Betting on Mexico’s Future Through Long-Term InvestmentWed, 11/15/2017 - 17:19
Even though Mexico is one of the largest emerging economies in the world, the global competitiveness of its infrastructure sector is rife with gaps that need to be filled, Carlos Méndez, National Vice President of Strategic Projects at CMIC, told the audience during his opening presentation on the second day of the Mexico Infrastructure & Sustainability Summit 2017 on Wednesday in Mexico City. “Infrastructure plays a crucial role in the economic growth of a country and its ability to attract investment,” he said at the Hotel Sheraton Maria Isabel. “The rise of the sector at a national level can help reduce production costs and boost the profitability of projects in the region.”
Méndez said there is a connection between a country’s development and the amount of capital it invests in infrastructure. “Between 1982 and 2016, the average growth rate in Mexico was 2.3 percent while China registered 9.8 percent, South Korea was at 6.4 percent and Chile at 4.3 percent.

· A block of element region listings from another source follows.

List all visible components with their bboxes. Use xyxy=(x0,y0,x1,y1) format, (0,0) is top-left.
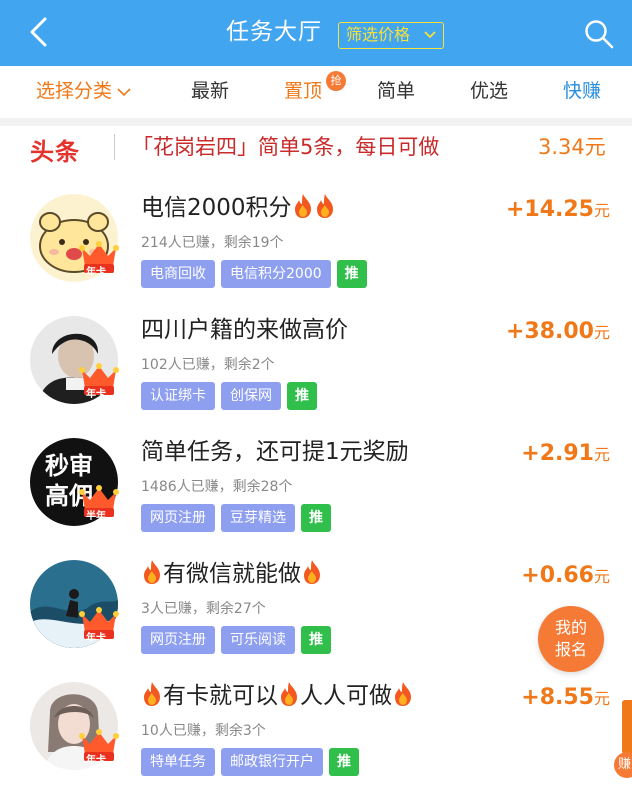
task-title-text: 电信2000积分 xyxy=(141,195,292,221)
reward-unit: 元 xyxy=(593,689,610,708)
task-title: 电信2000积分 xyxy=(141,192,336,224)
crown-icon: 半年 xyxy=(78,484,120,522)
float-button-line: 我的 xyxy=(554,618,587,637)
tag: 网页注册 xyxy=(141,626,215,654)
headline-banner[interactable]: 头条 「花岗岩四」简单5条，每日可做 3.34元 xyxy=(0,126,632,172)
reward-unit: 元 xyxy=(593,201,610,220)
reward-unit: 元 xyxy=(593,323,610,342)
reward-value: +38.00 xyxy=(505,319,594,344)
task-row[interactable]: 年卡 电信2000积分 +14.25元 214人已赚，剩余19个 电商回收 电信… xyxy=(0,184,632,305)
category-tabs: 选择分类 最新 置顶 抢 简单 优选 快赚 xyxy=(0,66,632,118)
task-stats: 214人已赚，剩余19个 xyxy=(141,235,284,251)
fire-icon xyxy=(141,559,163,585)
task-stats: 3人已赚，剩余27个 xyxy=(141,601,266,617)
task-stats: 10人已赚，剩余3个 xyxy=(141,723,266,739)
crown-icon: 年卡 xyxy=(78,728,120,766)
crown-icon: 年卡 xyxy=(78,606,120,644)
reward-value: +0.66 xyxy=(521,563,594,588)
crown-label: 年卡 xyxy=(86,755,106,766)
headline-amount: 3.34元 xyxy=(538,135,606,159)
recommend-badge: 推 xyxy=(301,626,331,654)
task-title-text: 有卡就可以 xyxy=(163,683,278,709)
reward-value: +8.55 xyxy=(521,685,594,710)
task-title: 四川户籍的来做高价 xyxy=(141,317,348,343)
tab-label: 选择分类 xyxy=(36,80,113,102)
tag: 电商回收 xyxy=(141,260,215,288)
fire-icon xyxy=(301,559,323,585)
task-reward: +38.00元 xyxy=(506,318,610,347)
task-tags: 电商回收 电信积分2000 推 xyxy=(141,260,367,288)
task-tags: 认证绑卡 创保网 推 xyxy=(141,382,317,410)
task-stats: 102人已赚，剩余2个 xyxy=(141,357,275,373)
task-tags: 网页注册 可乐阅读 推 xyxy=(141,626,331,654)
task-title-text: 人人可做 xyxy=(300,683,392,709)
fire-icon xyxy=(141,681,163,707)
section-divider xyxy=(0,118,632,126)
fire-icon xyxy=(392,681,414,707)
task-title: 有卡就可以 人人可做 xyxy=(141,680,414,712)
task-title: 有微信就能做 xyxy=(141,558,323,590)
task-tags: 网页注册 豆芽精选 推 xyxy=(141,504,331,532)
tab-latest[interactable]: 最新 xyxy=(191,78,229,104)
tag: 豆芽精选 xyxy=(221,504,295,532)
reward-value: +14.25 xyxy=(505,197,594,222)
crown-icon: 年卡 xyxy=(78,240,120,278)
task-reward: +2.91元 xyxy=(521,440,610,469)
reward-unit: 元 xyxy=(593,567,610,586)
task-title-text: 有微信就能做 xyxy=(163,561,301,587)
tab-select-category[interactable]: 选择分类 xyxy=(36,78,132,104)
reward-value: +2.91 xyxy=(521,441,594,466)
fire-icon xyxy=(292,193,314,219)
task-reward: +14.25元 xyxy=(506,196,610,225)
crown-label: 年卡 xyxy=(86,633,106,644)
chevron-down-icon xyxy=(117,87,131,96)
task-stats: 1486人已赚，剩余28个 xyxy=(141,479,293,495)
recommend-badge: 推 xyxy=(336,260,367,288)
tag: 邮政银行开户 xyxy=(221,748,323,776)
fire-icon xyxy=(278,681,300,707)
side-drawer-handle[interactable] xyxy=(622,700,632,754)
tag: 特单任务 xyxy=(141,748,215,776)
recommend-badge: 推 xyxy=(287,382,317,410)
tag: 认证绑卡 xyxy=(141,382,215,410)
page-title: 任务大厅 xyxy=(226,19,322,45)
task-reward: +8.55元 xyxy=(521,684,610,713)
tag: 网页注册 xyxy=(141,504,215,532)
task-title: 简单任务，还可提1元奖励 xyxy=(141,439,409,465)
task-reward: +0.66元 xyxy=(521,562,610,591)
task-tags: 特单任务 邮政银行开户 推 xyxy=(141,748,359,776)
crown-label: 半年 xyxy=(86,511,106,522)
tab-pinned[interactable]: 置顶 xyxy=(284,78,322,104)
tab-quick-earn[interactable]: 快赚 xyxy=(563,78,601,104)
crown-icon: 年卡 xyxy=(78,362,120,400)
tag: 可乐阅读 xyxy=(221,626,295,654)
float-button-line: 报名 xyxy=(554,640,587,659)
back-arrow-icon[interactable] xyxy=(22,14,58,50)
search-icon[interactable] xyxy=(583,18,615,50)
headline-separator xyxy=(114,134,115,160)
avatar-text: 秒审 xyxy=(45,452,93,480)
headline-text: 「花岗岩四」简单5条，每日可做 xyxy=(132,135,440,159)
my-registrations-button[interactable]: 我的 报名 xyxy=(538,606,604,672)
headline-logo: 头条 xyxy=(30,138,80,166)
tab-simple[interactable]: 简单 xyxy=(377,78,415,104)
crown-label: 年卡 xyxy=(86,389,106,400)
fire-icon xyxy=(314,193,336,219)
reward-unit: 元 xyxy=(593,445,610,464)
top-bar: 任务大厅 筛选价格 xyxy=(0,0,632,66)
recommend-badge: 推 xyxy=(329,748,359,776)
filter-price-label: 筛选价格 xyxy=(346,25,411,44)
task-row[interactable]: 年卡 四川户籍的来做高价 +38.00元 102人已赚，剩余2个 认证绑卡 创保… xyxy=(0,306,632,427)
grab-badge: 抢 xyxy=(326,71,346,91)
recommend-badge: 推 xyxy=(301,504,331,532)
filter-price-button[interactable]: 筛选价格 xyxy=(338,22,444,49)
task-row[interactable]: 秒审 高佣 半年 简单任务，还可提1元奖励 +2.91元 1486人已赚，剩余2… xyxy=(0,428,632,549)
crown-label: 年卡 xyxy=(86,267,106,278)
task-row[interactable]: 年卡 有卡就可以 人人可做 +8.55元 10人已赚，剩余3个 特单任务 邮政银行… xyxy=(0,672,632,793)
tag: 创保网 xyxy=(221,382,281,410)
chevron-down-icon xyxy=(424,31,436,39)
tab-preferred[interactable]: 优选 xyxy=(470,78,508,104)
tag: 电信积分2000 xyxy=(221,260,331,288)
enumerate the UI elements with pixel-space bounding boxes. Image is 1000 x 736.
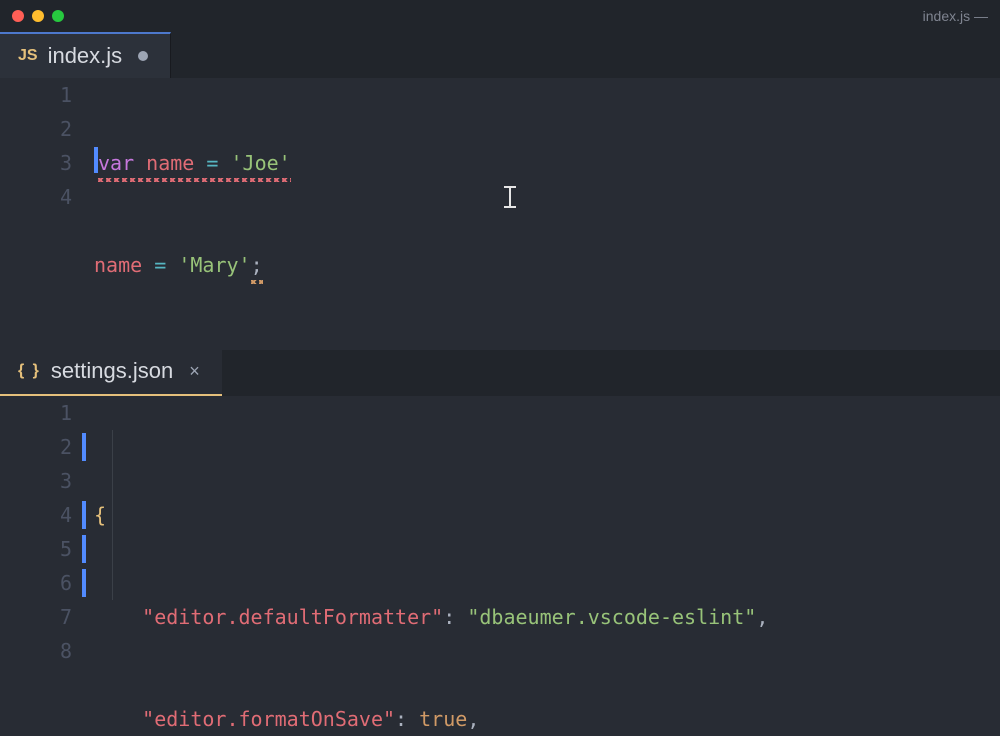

Mexico was also positioned at number 51 in the Global Competitiveness Index 2017-2018, released by the World Economic Forum,” he said. “These numbers show a lack of efficiency and productivity.” While the Inter-American Development Bank recommends Latin American countries invest at least 5 percent of their public budget on infrastructure, the region only invested an average of 2.6 percent.
The lack of infrastructure can also impact the cost of production. “In proportion to the cost of merchandise, infrastructure inefficiency can raise the costs of logistics. In this matter, Mexico is behind countries like the US.”
To combat and fill in the gaps in the industry, CMIC proposes a 2030 National Infrastructure Plan based on forums, studies and the integration of projects. “At the moment, very few projects are transexennial,” he said. “We want to help widen the vision of the sector and as part of the construction industry we are working on making this a reality.”
Through the long-term plan, the chamber hopes to show the country’s governing administration the importance of having better public policies in construction. “Aside from investing more in the country’s infrastructure, Mexico needs to improve its efficiency,” Méndez said. “There should be more transparency in contracts and the quality of projects need to improve through public policies based on an integrated diagnosis of the sector.”